Figure 5.

Schematic diagram demonstrating speculated mechanisms of nicorandil’s activity on high glucose-induced insulin resistance. Under pathological condition of hyperglycemia, glucose is uptaken into skeletal muscle cells. Part of glucose was stored as glycogen. Redundant glucose experiences mitochondrial oxidation by nicotinamide adenine dinucleotide phosphate oxidases (NOX) and produces reactive oxygen species (ROS), which further mediates endoplasmic reticulum (ER) stress. As a sensor protein localized on ER membrane, protein kinase RNA-like endoplasmic reticulum kinase (PERK) is activated by self-phosphorylation up on ER stress. Phosphorylated PERK further phosphorylates EIF2α, which trigger transcription of ATF4. As a result, TRB3 expression is upregulated which is capable of inhibiting Akt phosphorylation. Akt phosphorylates its substrate AS160, which facilitates glucose transporter (GLUT)4 translocation to plasma membrane where glucose uptake takes place. Thus, the circumstance of hyperglycemia would abate the capability of glucose uptake in skeletal muscle cells, resulting in insulin resistance.

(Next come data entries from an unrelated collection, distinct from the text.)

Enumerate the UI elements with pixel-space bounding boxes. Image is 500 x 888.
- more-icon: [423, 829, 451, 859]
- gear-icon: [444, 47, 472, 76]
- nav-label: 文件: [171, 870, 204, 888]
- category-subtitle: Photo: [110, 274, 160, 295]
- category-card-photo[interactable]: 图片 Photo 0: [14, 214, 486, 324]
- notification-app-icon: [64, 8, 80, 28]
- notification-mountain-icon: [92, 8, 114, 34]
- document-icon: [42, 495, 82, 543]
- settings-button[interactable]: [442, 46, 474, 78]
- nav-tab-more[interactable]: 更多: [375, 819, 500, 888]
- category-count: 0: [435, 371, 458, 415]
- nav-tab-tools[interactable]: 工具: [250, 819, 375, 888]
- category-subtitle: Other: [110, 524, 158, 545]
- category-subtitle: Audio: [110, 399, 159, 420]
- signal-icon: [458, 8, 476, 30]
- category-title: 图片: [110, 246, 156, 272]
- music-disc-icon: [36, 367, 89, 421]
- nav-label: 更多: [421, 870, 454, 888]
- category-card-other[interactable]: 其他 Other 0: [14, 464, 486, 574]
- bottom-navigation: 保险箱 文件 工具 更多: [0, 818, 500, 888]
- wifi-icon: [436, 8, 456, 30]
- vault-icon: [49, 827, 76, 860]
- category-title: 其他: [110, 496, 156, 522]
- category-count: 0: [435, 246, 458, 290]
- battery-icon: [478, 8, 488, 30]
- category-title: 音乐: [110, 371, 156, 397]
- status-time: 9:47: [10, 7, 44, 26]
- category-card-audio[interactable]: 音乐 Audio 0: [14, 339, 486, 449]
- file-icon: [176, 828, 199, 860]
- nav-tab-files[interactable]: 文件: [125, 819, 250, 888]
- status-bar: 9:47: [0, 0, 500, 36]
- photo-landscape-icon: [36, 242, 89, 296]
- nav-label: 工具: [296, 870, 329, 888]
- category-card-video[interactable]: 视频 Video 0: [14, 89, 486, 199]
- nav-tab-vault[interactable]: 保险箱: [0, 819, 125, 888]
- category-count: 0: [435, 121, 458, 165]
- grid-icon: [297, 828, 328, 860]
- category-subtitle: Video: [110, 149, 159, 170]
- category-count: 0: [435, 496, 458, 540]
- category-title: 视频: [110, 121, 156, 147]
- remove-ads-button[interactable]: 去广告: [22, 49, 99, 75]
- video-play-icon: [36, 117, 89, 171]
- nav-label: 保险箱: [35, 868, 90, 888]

Nicorandil was potent of reducing cytoplasmic free calcium by dual mechanisms. Nicorandil opens ATP-sensitive potassium (K_ATP) channel, causing membrane hyperpolarizaiton, resulting in deactivation of VOC. Moreover, nicorandil facilities NO formation and thus decrease cytoplasmic free calcium via cGMP pathway. Decreased cytoplasmic free calcium would cause reduction of protein kinase C (PKC)/NOX activities, leading to alleviated ROS-mediated ER stress. Consequently, via PERK pathway described above, nocorandil mitigates hyperglycemia-induced insulin resistance in skeletal muscles. cGMP, cyclic guanosine monophosphate; NO, nitric oxide; VOC, voltage-operated channels.